(BIOTECHFINANCES N°966 Lundi 29 novembre 2021) À l’heure où l’on constate un rebond épidémique dans le monde entier et où la vaccination apparaît comme le seul rempart actuel à la COVID-19, la recherche médicale porte une fois de plus tous les espoirs. En France, les biotechs intensifient leurs efforts avec parfois des essais menés bien loin de nos frontières… au détriment de nos propres patients.
Dans l’actualité, Valneva a signé cette semaine une précommande ferme de 24 millions de doses avec l’Union Européenne pour son candidat vaccin inactivé et adjuvanté. Les lots seront livrés aux 2e et 3e trimestres 2022, sous réserve de l’approbation réglementaire de l’Agence européenne des médicaments (EMA).
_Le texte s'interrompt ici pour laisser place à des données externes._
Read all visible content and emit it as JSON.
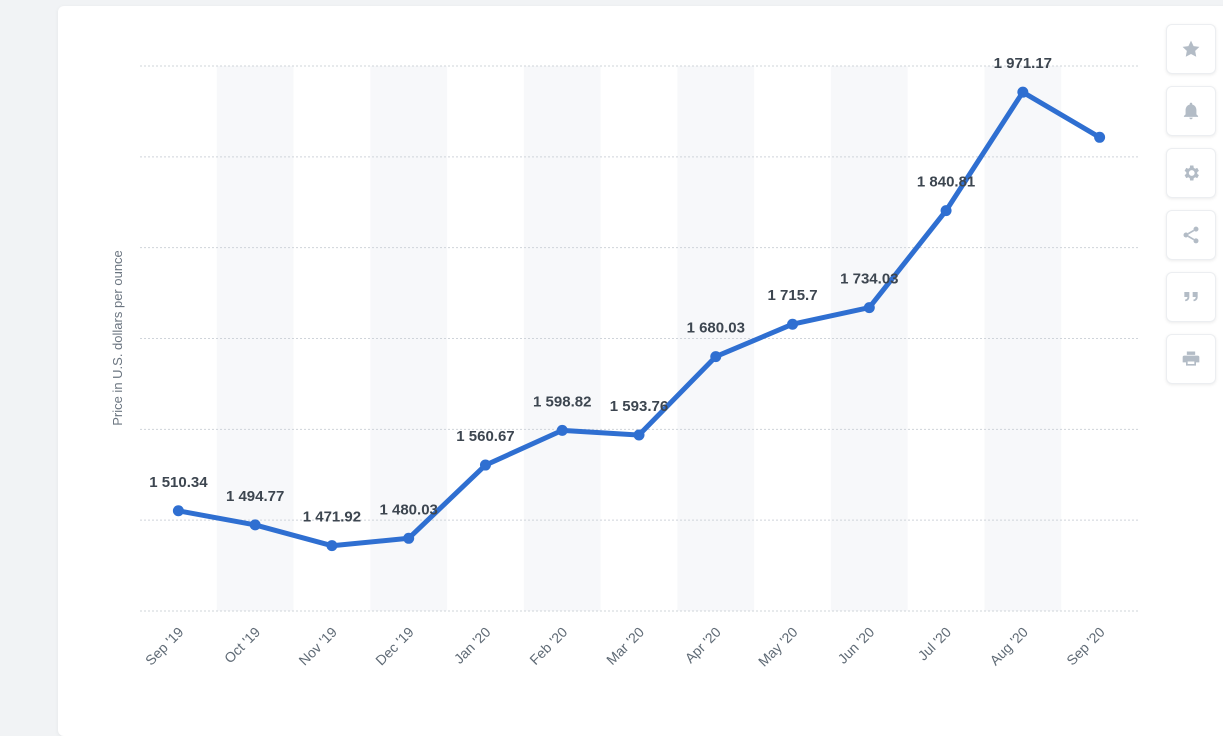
{
  "chart_data": {
    "type": "line",
    "title": "",
    "xlabel": "",
    "ylabel": "Price in U.S. dollars per ounce",
    "categories": [
      "Sep '19",
      "Oct '19",
      "Nov '19",
      "Dec '19",
      "Jan '20",
      "Feb '20",
      "Mar '20",
      "Apr '20",
      "May '20",
      "Jun '20",
      "Jul '20",
      "Aug '20",
      "Sep '20"
    ],
    "series": [
      {
        "values": [
          1510.34,
          1494.77,
          1471.92,
          1480.03,
          1560.67,
          1598.82,
          1593.76,
          1680.03,
          1715.7,
          1734.03,
          1840.81,
          1971.17,
          1921.5
        ],
        "data_labels": [
          "1 510.34",
          "1 494.77",
          "1 471.92",
          "1 480.03",
          "1 560.67",
          "1 598.82",
          "1 593.76",
          "1 680.03",
          "1 715.7",
          "1 734.03",
          "1 840.81",
          "1 971.17",
          ""
        ]
      }
    ],
    "ylim": [
      1400,
      2000
    ],
    "grid": true,
    "legend": "none",
    "line_color": "#2f6fd1",
    "band_color": "#f7f8fa",
    "gridline_color": "#cfd4da"
  },
  "toolbar": {
    "buttons": [
      {
        "name": "favorite-button",
        "icon": "star-icon"
      },
      {
        "name": "notification-button",
        "icon": "bell-icon"
      },
      {
        "name": "settings-button",
        "icon": "gear-icon"
      },
      {
        "name": "share-button",
        "icon": "share-icon"
      },
      {
        "name": "cite-button",
        "icon": "quote-icon"
      },
      {
        "name": "print-button",
        "icon": "print-icon"
      }
    ]
  }
}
Actuellement testé en phase 3 pivotale, le vaccin de Valneva s’est avéré, dans les premiers résultats publiés mi-octobre, plus efficace que celui d’AstraZeneca. OSE Immunotherapeutics a pour sa part suspendu cet été son étude de phase 1 avec son candidat vaccin prophylactique CoVepiT. Une décision prise après l’apparition d’« un nombre limité d’effets indésirables ».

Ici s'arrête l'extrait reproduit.